Но случилась незадача. Однажды вечером де Карвальхо поссорился с одним человеком в туалете ночного клуба. Ссора переросла в драку, причем де Карвальхо изрядно досталось, пока он не наставил на обидчика пистолет. Откуда ему было знать, что этот человек коп?.. В общем, на выходе из клуба его ожидал полицейский патруль. Де Карвальхо обыскали и обнаружили у него на шее, на цепочке, полицейский жетон Патти Райнхарт. Гангстера арестовали за убийство полицейских.

Ему светил электрический стул, но он принял предложение окружного прокурора: заманить Мойеса в Майами и свидетельствовать против него на открытом суде. В обмен на смягчение приговора до двадцати лет с отбыванием срока в тюрьме общего режима в Новой Англии.

В зал суда людей набилось более сотни. Среди прочих, десятка два репортеров, телевизионных, газетных и радио. Все с оборудованием. Процесс освещали два конкурирующих канала. Было прохладно, работали кондиционеры.

Сегодня был большой день, решающий эпизод процесса. Для дачи показаний на трибуну должен был взойти Педро де Карвальхо.

Телевизионные камеры были наведены на Виктора Мойеса, плотного, приземистого человечка со смуглой обветренной кожей, черными глазами за очками с толстыми линзами, которые он носил во время процесса, и черной с проседью густой бородой. В сшитом на заказ новом двубортном темно-синем костюме с белым платком в нагрудном кармане он мог сойти за какого-нибудь интеллектуала, привлеченного к суду по политическим мотивам.

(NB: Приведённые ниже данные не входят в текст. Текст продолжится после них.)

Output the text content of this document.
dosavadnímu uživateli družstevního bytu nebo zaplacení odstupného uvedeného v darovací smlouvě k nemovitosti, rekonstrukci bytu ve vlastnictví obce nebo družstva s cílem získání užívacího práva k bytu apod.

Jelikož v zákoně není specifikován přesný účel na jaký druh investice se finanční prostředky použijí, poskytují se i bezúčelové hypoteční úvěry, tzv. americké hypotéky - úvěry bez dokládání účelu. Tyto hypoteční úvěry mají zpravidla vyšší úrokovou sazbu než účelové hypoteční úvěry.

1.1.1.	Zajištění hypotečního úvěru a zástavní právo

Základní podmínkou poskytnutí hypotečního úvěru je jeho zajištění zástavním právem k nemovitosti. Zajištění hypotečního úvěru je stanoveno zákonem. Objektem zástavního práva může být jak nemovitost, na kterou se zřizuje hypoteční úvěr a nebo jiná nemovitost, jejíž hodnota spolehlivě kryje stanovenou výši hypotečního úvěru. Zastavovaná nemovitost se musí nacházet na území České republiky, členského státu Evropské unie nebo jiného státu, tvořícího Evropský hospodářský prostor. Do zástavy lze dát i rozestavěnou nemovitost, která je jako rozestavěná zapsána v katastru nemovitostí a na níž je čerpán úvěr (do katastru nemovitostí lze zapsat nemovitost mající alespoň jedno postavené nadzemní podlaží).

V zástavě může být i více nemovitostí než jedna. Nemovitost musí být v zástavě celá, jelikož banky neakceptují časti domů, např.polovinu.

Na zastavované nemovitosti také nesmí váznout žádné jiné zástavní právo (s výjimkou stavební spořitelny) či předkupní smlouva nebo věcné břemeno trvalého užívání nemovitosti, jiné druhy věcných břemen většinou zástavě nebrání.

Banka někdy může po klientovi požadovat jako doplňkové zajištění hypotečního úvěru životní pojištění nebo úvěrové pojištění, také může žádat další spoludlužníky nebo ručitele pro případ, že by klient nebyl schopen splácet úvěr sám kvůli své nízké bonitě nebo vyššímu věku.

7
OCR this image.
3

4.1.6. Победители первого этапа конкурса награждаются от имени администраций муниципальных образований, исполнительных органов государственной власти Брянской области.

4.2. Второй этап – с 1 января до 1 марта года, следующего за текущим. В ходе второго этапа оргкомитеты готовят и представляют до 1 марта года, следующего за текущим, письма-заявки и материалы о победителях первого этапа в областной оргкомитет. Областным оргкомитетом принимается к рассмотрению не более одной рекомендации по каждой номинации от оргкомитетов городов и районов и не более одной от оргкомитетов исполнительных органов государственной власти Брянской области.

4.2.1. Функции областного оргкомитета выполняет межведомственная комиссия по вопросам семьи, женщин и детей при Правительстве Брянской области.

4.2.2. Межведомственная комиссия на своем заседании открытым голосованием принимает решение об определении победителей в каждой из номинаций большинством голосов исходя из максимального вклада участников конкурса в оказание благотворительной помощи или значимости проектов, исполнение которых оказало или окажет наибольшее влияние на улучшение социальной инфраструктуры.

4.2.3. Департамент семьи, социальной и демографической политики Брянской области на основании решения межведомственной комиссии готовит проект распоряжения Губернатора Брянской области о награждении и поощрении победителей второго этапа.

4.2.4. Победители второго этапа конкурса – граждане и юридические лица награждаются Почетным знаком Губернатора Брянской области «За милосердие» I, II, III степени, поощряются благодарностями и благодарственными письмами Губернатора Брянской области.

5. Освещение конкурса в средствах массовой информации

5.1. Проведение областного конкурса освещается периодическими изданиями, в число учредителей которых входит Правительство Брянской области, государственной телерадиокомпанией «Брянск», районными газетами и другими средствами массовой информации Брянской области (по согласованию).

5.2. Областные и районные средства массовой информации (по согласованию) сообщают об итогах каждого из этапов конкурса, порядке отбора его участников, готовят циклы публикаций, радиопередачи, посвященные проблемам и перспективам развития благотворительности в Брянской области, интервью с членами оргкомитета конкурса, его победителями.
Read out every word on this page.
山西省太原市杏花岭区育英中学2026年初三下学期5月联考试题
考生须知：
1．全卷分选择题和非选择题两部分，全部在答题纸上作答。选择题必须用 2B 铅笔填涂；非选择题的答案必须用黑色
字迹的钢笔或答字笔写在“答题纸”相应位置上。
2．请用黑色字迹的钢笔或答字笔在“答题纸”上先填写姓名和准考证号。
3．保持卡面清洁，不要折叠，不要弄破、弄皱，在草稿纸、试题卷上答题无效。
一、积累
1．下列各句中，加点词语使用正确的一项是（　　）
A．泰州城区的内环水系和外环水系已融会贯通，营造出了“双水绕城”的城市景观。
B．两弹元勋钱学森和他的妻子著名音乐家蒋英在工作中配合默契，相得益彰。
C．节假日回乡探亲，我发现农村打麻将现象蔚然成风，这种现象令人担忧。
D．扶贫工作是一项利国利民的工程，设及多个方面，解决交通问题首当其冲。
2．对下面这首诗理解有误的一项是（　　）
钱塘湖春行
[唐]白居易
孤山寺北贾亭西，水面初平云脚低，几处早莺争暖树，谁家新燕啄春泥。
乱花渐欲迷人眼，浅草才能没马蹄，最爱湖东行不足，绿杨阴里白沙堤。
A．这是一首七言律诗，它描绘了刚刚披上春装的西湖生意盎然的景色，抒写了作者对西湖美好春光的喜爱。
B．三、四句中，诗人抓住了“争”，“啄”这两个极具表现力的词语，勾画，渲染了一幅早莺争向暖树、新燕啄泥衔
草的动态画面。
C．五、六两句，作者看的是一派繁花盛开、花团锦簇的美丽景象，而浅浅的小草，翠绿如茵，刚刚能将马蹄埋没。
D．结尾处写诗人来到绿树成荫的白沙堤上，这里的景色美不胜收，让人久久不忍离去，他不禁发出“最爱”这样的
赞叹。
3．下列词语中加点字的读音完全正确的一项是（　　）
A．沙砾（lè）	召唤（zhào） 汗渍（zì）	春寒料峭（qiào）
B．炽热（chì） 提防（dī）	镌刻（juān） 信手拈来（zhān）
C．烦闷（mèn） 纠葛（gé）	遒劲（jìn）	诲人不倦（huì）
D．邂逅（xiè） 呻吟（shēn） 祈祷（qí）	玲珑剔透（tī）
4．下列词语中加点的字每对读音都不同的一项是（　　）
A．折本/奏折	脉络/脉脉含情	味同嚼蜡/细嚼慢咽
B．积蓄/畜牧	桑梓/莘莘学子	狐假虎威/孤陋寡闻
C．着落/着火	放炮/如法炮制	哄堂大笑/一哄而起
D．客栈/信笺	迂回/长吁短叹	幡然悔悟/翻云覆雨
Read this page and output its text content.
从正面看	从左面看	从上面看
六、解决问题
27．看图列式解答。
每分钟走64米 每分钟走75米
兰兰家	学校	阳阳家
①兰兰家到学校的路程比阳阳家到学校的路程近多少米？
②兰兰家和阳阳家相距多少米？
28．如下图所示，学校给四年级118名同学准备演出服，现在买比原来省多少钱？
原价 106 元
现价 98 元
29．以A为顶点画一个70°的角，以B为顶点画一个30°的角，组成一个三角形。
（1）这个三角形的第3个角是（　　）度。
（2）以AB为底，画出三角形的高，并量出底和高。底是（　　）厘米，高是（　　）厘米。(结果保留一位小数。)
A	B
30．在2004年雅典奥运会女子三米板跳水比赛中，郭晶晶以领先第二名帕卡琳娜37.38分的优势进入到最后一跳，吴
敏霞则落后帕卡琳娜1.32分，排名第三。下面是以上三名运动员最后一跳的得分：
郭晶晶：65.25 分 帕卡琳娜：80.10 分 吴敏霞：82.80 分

Опытные журналисты, следившие за процессом, отметили, что Мойес не просто был спокоен, а наслаждался происходящим. Слушая в наушниках перевод выдвигаемых обвинений, он усмехался, иногда даже всхохатывал и всплескивал руками. По обе стороны от него сидели адвокаты Харви Уайнсап и Колман Краббе из знаменитой адвокатской фирмы «Уайнсап, Макинтош, Краббе и Милтон», базирующейся в Нью-Йорке на Парк-авеню. Самые востребованные наркоадвокаты в стране. По слухам, дневная такса у них составляла более двух тысяч долларов. Наверное, поэтому Мойес и выглядел таким странно расслабленным для человека, которому грозила либо смертная казнь, либо пожизненное заключение, скорее всего в самой строгой американской тюрьме.